As circunstâncias diversas da vida “produzem” certas necessidades e nos sentimos, de repente, limitados e insuficientes para atendê-las. E quando alguma necessidade especialmente nos aflige, seja de ordem material ou de ordem espiritual, procuramos alguém que nos socorra.

Certamente o leitor, numa dessas situações, encontrou algum amigo: um deu-lhe um bom conselho, outro lhe atendeu num negócio delicado, outro, quiçá, ajudou-lhe numa empreitada urgente e importante, que por si só, não teria condições de realizá-la.

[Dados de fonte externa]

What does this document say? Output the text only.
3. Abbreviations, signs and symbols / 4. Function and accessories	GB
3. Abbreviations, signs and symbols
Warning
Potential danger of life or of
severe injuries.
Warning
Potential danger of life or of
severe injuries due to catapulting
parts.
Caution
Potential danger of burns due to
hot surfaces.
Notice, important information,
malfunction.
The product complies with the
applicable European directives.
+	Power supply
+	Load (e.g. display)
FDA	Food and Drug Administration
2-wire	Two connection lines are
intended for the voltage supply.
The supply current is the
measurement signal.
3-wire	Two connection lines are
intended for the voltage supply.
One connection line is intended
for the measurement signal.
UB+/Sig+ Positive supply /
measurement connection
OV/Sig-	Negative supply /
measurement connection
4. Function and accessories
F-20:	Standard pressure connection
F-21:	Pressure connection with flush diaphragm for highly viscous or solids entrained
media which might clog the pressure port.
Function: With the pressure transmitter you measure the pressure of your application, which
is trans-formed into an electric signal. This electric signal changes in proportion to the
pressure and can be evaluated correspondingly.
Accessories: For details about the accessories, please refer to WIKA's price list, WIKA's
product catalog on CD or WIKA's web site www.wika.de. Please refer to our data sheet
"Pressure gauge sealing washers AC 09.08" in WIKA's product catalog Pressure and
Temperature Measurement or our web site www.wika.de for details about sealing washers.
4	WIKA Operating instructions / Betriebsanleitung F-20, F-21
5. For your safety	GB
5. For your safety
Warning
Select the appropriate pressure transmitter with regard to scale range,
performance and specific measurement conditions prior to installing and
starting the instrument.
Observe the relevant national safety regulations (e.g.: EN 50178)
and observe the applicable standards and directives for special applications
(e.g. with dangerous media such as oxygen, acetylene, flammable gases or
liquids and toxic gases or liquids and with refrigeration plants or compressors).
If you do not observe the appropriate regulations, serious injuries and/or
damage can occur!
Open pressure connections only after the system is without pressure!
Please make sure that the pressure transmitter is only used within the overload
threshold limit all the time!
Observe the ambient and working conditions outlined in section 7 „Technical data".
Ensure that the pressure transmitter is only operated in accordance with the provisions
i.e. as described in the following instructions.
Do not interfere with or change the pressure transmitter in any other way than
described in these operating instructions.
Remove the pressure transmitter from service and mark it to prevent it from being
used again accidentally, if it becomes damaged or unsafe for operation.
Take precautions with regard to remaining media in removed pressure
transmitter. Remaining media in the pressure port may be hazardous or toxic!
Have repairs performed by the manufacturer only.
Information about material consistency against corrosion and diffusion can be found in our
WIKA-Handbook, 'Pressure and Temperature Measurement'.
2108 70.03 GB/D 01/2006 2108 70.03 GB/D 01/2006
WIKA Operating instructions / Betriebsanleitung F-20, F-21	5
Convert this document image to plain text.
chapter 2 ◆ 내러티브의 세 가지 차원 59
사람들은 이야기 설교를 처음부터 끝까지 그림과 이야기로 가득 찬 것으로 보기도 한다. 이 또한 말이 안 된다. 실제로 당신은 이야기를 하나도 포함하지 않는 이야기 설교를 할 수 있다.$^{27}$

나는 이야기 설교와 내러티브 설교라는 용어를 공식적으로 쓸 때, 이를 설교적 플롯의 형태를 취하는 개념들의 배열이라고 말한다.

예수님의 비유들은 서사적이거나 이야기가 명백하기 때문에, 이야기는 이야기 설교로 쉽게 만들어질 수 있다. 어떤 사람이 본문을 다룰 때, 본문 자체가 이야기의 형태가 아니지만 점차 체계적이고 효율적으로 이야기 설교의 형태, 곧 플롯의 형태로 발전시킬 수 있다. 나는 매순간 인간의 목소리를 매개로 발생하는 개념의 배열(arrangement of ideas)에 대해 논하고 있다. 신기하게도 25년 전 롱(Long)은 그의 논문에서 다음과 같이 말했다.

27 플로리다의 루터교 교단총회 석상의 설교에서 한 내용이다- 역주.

E pensou: como é bom ter alguém com quem se possa contar, nada melhor do que ter o apoio da pessoa certa e na hora certa, que procede com caridade!

Em sentido contrário, se em tais situações, não há quem nos estenda a mão, pois o egoísmo e o capricho de tantos não quer atrair para si incômodo ou “perda de tempo”, e por isto não se inclina a dar ouvidos às nossas necessidades, vem-nos a reflexão: eis a lei do egoísmo, tão presente em nossos dias!

Esta consideração ocorre-nos a propósito da leitura do Evangelho de São Lucas, neste 29º Domingo do Tempo Comum: Nosso Senhor conta a parábola de uma viúva, desamparada e aflita, necessitada de que o juiz iníquo lhe faça justiça e que, de tanto insistir, consegue mover a indiferença deste, para que seu pedido fosse atendido.

Eis aqui a mulher necessitada e aflita, que perseverantemente insiste e obtém a justiça almejada. Mas situação curiosa desta história, criada pelo Divino Pedagogo: quem a atende em sua necessidade? Não um amigo, mas um juiz “que não temia a Deus nem respeitava os homens” (Lc 18, 2). Este homem só lhe faz justiça, porque quer evitar o desagradável de ser importunado por aquela mulher.

E Nosso Senhor continua a parábola: “E Deus não fará justiça aos seus escolhidos, que a Ele clamam dia e noite, e tardará em socorrê-los? Digo-vos que depressa lhes fará justiça.” (Lc 18, 8a).

Com efeito, assim comenta Mons. João Clá Dias, EP, na obra “O inédito sobre os Evangelhos”:

“O contraste é um ótimo instrumento de didática. Jesus se serve das reações de um julgador iníquo face à obstinada insistência da fragilidade feminina, para compará-las às atitudes do supremo Juiz. Se um homem mau pratica uma boa ação para deixar de ser importunado, quanto mais não fará Deus, a Bondade em essência? Muito diferentemente da parábola, na aplicação trata-se do Verdadeiro Juiz, o qual é a própria Dadivosidade. Por outro lado, quem pede não é uma importuna viúva, mas sim os escolhidos de Deus. Estes não são indesejáveis. Ao contrário, a eles cabem os títulos de “privilegiados”, amigos e “fiéis”(1).

Ora, pela graça de Deus Nosso Senhor, estes escolhidos, privilegiados e amigos seus, somos nós. E ainda que sintamos algumas misérias, que diminuam em nós o amor a Ele, podemos nos incluir como seus eleitos.

É neste sentido que afirma o Fundador dos Arautos: “Com o avanço claro e firme da Teologia, pode-se afirmar serem eleitos todos os fiéis, conforme declara São Pedro: ‘Vós, porém, sois uma geração escolhida, um sacerdócio real, uma nação santa, um povo adquirido por Deus (I Pd 2,9)’”. (2)

Quanto esta parábola de Nosso Senhor nos deve conduzir à confiança total em Deus, para além daquela que podemos ter nos amigos ou até esperar dos interesseiros egoístas! E não haverá circunstância na vida – por mais que se pareça com um túnel escuro e sem saída – em que a bondade e misericórdia de Deus não venha ao nosso encontro, sobretudo quando pedimos com fé e, a maneira daquela mulher, façamos, piedosa e insistentemente, uma pressão moral a Ele.

Peçamos a Nossa Senhora, maior exemplo desta Confiança em Deus, e que, por meio da piedade, espírito de oração e dedicação plena aos desígnios do Criador, obteve de Seu Divino Filho aqui na terra – e mais ainda agora no Céu – tudo quanto desejava, para glória dEle e para o bem de quem necessitava.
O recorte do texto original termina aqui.